Laura Kerstin Hannant (born 1985, in Ottawa, Ontario, Canada) is a youth activist and former Chairwoman of the International Children's Jury.

In 2000, she nominated the late Iqbal Masih to receive the first World's Children's Prize for the Rights of the Child. Iqbal was a "debt slave" who was literally tied to a carpet loom every day for six years, and after his escape at the age of 10 campaigned against child slavery. He was killed two years later, whereupon the World's Children's prize honoured him as the posthumous recipient of the Prize at a ceremony in Sweden.

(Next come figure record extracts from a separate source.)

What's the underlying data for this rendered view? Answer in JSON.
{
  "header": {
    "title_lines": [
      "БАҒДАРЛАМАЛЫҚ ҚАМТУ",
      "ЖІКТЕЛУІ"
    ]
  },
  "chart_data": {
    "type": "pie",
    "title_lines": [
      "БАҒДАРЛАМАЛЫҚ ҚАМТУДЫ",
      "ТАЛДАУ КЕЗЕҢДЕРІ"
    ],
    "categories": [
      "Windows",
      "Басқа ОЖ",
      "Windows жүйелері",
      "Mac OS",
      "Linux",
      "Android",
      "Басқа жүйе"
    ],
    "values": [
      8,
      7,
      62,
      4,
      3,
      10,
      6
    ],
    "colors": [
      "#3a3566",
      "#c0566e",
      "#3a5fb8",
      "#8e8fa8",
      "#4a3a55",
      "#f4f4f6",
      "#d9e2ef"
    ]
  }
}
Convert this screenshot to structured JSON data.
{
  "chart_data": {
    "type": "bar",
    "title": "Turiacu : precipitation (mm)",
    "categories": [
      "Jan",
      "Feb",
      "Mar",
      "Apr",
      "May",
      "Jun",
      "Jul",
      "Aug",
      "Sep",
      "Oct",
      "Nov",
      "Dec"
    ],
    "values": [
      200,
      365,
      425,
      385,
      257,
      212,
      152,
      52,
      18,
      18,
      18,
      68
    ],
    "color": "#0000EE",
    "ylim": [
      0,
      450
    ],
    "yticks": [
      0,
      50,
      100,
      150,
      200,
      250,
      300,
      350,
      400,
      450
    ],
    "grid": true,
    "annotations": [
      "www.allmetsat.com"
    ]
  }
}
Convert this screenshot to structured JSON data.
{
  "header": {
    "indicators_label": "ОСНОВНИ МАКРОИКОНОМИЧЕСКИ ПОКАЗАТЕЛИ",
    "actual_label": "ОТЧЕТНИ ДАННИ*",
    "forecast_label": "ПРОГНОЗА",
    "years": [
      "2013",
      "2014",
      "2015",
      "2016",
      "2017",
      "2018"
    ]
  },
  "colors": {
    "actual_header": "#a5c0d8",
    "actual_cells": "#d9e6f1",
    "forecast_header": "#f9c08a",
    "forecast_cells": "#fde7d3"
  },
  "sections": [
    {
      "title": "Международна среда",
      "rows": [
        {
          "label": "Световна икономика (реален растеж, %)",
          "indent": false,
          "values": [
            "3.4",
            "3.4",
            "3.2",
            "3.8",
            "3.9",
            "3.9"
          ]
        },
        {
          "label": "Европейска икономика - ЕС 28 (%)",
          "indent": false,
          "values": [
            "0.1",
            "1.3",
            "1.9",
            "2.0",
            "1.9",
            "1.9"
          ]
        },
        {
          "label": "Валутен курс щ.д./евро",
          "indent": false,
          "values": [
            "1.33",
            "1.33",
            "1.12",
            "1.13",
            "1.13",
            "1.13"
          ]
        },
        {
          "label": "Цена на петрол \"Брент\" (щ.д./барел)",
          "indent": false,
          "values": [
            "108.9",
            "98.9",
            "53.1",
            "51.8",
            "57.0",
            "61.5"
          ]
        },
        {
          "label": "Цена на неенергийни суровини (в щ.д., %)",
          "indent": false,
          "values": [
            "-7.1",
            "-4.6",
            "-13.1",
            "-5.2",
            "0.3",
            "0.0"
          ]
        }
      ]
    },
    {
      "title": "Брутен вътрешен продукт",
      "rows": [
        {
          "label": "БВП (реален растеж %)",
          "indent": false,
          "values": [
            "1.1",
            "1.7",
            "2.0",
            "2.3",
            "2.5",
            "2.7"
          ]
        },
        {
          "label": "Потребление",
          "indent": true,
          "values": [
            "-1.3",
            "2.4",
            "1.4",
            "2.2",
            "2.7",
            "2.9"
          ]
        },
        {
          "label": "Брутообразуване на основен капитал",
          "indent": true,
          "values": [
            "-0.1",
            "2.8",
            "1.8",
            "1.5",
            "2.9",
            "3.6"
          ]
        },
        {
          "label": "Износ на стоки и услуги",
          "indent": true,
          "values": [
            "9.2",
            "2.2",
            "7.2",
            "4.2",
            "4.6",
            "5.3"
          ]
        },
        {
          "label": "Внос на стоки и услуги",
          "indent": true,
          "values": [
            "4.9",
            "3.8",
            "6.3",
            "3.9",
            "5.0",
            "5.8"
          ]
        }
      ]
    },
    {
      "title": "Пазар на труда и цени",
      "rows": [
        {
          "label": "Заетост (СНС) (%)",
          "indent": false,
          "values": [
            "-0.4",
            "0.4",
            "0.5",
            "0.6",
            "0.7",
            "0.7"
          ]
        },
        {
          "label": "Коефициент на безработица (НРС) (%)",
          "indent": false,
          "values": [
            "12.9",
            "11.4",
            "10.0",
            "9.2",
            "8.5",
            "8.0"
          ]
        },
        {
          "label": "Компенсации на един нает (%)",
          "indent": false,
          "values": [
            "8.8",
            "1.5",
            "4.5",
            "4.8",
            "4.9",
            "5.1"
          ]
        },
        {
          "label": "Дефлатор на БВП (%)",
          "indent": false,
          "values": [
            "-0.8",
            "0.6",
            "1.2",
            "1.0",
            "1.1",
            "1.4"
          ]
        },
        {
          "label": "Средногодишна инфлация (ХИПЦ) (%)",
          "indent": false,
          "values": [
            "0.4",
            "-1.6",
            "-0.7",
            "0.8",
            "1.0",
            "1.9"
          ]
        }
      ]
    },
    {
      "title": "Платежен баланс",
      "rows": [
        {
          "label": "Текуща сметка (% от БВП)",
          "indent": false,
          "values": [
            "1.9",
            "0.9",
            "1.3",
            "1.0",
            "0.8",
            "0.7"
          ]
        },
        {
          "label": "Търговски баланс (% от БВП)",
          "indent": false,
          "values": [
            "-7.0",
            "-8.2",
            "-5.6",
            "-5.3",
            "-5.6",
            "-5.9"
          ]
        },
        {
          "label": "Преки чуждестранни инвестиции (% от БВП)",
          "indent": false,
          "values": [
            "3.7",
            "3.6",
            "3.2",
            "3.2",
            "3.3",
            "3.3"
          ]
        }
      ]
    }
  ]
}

Addressing the United Nations Special Session on Children on May 8, 2002, at the age of 16, Hannant said, "This is going to be the voice of children from now for a long time. You heard our voices now. Are you going to keep listening?"

She has met many famous dignitaries from Mother Teresa to Xanana Gusmão, President of East Timor. She was a child when she met Mother Teresa. She wanted to be like her so she became a children's rights defender. She was not an adult yet, at that time. She was at fourth grade when she began her efforts for the rights of children.

Hannant is a graduate of Lisgar Collegiate Institute in Ottawa and Lester B. Pearson College in Victoria, British Columbia.

As of 2015, Hannant is working as a community organizer in the Kootenays, British Columbia.